Речь вовсе не о людях, заинтересованных именно в этой системе, потому что научились в ней жить и жить неплохо. А о самой "системе вещей", использующей людей, подчиняющей их себе, заставляющей действовать так, а не иначе. Эта система инертна, она владеет нами уже несколько десятков лет. Когда поступки и выступления людей у власти кажутся вам абсурдными и даже убийственными как для страны в целом, так и для их личной политической карьеры, — вы воочию видите, как хвост виляет собакой. Например, когда власть и журналисты с подачи власти дискредитируют волонтерское движение помощи фронту — это почти губительно и для воюющей страны, и для репутации этих политиков. Рост волонтерского движения, как зародыш гражданского общества, — децентрализованный, не поддающийся контролю и манипуляциям со стороны власти — прямая угроза политической системе, сложившейся и заматеревшей в эпоху СССР.
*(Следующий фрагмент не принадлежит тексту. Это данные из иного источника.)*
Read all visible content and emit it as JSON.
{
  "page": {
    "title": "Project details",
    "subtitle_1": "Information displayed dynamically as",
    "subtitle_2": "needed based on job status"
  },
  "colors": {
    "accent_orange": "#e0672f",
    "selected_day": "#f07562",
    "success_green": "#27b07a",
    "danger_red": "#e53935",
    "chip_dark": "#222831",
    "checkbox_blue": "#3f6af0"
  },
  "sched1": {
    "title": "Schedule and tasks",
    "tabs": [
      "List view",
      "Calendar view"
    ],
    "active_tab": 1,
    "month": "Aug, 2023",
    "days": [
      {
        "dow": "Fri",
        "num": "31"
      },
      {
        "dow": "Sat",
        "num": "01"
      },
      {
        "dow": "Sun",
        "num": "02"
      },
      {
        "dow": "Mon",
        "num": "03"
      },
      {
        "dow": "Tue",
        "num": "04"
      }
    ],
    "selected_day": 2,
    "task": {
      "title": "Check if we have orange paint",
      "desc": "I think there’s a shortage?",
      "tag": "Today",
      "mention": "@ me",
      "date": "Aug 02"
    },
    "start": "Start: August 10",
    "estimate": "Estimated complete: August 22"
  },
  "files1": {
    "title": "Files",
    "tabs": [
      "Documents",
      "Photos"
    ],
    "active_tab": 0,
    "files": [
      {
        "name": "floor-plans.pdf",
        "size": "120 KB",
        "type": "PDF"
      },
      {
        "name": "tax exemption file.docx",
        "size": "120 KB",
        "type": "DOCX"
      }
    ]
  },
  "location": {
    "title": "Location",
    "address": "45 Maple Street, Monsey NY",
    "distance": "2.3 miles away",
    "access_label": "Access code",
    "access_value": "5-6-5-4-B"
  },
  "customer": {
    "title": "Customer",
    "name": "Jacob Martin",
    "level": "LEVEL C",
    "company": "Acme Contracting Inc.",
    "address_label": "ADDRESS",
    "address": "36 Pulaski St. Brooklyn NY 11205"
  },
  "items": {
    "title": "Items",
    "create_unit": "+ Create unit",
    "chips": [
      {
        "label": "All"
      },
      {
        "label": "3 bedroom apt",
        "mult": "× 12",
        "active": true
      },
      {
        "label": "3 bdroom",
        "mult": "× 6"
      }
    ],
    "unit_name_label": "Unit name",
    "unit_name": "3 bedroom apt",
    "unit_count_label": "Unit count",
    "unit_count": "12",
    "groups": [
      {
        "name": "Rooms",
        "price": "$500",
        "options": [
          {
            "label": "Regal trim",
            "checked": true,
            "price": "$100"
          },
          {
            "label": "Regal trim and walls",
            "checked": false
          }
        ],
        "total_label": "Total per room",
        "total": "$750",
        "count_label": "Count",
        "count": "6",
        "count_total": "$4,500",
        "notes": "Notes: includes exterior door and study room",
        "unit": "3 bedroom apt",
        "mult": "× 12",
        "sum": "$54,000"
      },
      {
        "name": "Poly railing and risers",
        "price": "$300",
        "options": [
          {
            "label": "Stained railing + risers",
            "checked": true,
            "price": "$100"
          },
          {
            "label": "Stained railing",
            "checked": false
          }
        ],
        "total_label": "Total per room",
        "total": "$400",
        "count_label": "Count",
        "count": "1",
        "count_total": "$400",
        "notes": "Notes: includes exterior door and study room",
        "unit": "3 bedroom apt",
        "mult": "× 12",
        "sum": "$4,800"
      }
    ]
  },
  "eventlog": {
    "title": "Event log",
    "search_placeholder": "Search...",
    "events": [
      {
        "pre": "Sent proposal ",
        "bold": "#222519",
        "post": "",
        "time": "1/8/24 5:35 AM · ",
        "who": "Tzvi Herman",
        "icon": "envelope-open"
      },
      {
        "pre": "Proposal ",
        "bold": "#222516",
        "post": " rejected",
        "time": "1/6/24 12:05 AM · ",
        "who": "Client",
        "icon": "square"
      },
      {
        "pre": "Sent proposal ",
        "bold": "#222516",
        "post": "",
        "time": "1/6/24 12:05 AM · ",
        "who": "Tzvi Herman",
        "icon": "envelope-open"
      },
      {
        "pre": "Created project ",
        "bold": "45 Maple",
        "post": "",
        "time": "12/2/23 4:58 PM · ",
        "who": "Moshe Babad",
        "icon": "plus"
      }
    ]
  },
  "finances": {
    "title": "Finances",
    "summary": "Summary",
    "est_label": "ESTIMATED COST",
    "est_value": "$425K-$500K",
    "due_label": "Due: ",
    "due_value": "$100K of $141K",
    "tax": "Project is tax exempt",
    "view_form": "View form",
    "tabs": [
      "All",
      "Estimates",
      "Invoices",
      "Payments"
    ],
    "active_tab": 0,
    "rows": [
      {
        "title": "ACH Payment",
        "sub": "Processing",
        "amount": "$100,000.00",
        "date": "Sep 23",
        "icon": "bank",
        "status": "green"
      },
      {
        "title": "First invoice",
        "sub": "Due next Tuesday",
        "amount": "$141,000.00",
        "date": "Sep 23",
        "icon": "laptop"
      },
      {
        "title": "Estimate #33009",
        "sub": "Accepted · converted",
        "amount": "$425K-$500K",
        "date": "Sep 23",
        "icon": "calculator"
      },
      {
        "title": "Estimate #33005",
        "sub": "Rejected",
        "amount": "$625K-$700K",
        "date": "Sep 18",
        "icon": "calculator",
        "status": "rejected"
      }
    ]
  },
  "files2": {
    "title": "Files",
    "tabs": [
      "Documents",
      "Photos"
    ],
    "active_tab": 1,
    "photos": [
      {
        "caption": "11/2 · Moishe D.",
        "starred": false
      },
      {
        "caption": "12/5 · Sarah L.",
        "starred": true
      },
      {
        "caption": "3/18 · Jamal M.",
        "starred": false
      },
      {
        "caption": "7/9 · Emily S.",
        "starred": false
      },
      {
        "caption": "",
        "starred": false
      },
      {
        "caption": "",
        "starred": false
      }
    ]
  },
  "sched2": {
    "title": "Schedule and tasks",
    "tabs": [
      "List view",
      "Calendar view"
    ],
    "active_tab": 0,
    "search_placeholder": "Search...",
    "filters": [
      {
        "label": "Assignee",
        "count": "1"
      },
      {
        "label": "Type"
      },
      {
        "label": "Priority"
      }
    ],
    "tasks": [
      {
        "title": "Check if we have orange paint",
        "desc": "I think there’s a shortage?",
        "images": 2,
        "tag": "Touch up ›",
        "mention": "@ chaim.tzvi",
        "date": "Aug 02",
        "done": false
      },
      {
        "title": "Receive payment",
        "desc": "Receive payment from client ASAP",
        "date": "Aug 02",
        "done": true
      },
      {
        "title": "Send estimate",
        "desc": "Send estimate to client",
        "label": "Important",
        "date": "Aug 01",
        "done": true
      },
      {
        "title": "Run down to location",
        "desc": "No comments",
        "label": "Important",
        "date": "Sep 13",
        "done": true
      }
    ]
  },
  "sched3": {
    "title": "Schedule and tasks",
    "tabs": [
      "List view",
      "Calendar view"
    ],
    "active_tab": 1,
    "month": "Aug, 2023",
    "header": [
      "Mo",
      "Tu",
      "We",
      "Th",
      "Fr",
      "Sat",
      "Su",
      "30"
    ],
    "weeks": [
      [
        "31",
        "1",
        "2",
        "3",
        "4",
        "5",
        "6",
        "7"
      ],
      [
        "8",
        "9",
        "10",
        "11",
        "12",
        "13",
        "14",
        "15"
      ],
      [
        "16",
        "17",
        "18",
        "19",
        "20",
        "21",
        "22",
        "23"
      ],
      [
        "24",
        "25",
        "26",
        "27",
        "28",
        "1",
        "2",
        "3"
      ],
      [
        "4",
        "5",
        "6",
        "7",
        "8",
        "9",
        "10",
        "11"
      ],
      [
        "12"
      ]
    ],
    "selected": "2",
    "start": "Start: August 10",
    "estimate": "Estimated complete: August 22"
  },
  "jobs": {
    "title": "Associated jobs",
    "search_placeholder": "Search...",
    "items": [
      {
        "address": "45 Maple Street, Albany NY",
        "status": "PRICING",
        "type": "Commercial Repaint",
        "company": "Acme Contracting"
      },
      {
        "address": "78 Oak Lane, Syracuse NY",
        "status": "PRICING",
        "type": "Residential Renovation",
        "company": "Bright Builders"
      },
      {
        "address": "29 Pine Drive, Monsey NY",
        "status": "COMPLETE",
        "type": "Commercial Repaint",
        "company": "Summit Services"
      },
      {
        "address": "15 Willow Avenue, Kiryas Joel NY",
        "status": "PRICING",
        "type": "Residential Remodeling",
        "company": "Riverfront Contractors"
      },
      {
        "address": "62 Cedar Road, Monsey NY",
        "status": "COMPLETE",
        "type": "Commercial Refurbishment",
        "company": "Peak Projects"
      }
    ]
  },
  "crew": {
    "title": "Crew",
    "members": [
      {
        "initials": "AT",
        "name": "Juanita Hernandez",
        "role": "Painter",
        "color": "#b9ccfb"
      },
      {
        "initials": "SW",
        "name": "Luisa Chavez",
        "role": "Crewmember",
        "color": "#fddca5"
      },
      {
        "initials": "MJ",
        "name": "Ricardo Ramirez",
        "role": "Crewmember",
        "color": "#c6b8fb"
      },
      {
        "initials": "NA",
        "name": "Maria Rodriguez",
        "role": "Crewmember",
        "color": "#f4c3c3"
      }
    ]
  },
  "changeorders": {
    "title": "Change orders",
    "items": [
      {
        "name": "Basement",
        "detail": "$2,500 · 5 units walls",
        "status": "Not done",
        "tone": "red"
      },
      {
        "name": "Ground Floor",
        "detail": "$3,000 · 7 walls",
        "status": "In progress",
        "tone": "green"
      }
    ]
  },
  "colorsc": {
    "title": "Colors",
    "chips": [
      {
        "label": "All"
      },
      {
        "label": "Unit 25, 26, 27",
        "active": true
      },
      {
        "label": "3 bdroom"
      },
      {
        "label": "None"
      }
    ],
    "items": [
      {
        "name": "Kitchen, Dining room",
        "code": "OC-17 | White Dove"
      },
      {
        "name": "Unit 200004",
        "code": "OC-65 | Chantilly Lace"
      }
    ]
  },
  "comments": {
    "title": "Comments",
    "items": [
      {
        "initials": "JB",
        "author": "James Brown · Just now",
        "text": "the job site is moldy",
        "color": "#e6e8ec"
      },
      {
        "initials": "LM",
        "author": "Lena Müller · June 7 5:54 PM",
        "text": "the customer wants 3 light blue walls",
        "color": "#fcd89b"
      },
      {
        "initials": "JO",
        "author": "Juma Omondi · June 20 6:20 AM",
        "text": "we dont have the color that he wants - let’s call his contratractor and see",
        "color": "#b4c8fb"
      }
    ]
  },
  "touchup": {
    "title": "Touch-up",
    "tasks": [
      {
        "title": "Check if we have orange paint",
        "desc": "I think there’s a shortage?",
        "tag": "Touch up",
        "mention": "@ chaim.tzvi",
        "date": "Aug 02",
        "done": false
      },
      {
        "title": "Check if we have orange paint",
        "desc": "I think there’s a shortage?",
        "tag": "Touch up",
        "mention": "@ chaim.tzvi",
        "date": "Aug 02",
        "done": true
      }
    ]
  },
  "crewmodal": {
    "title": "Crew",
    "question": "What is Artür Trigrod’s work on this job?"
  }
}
Именно поэтому никто не собирается осуждать коммунизм. Ему позволят просто уйти "на свалку истории". И даром, отправляя что-то на свалку вместо того, чтобы изучить, расследовать, дать оценки — мы всю свою историю действительно превращаем в свалку. Или, скорее, в канализацию.

Со школьной скамьи мы привыкали верить в "роль личности в истории", полагаться на "человеческий фактор" — и не видеть за деревьями личностей леса-системы. И это мы-то, знавшие Систему не по книгам и синематографу — сверху донизу, с детского сада до Политбюро! Видевшие, как мало значит в этой системе индивидуальное усилие. Знающие, как люди, вырвавшие победу у Гитлера во Второй мировой, прошедшие от Волги до Берлина, делившие последнюю самокрутку на двоих, закрывавшие собой товарищей, ложившиеся под танк со связкой гранат — эти несомненные смельчаки, герои, супермены — дома, на своем заводе/институте/лестничной площадке/колхозе оказывались конформистами, а иногда — и трусами, стукачами, крысами. Не потому, что такими были рождены — война-то показала, что они вполне могут быть героями — а потому, что "такая была жизнь".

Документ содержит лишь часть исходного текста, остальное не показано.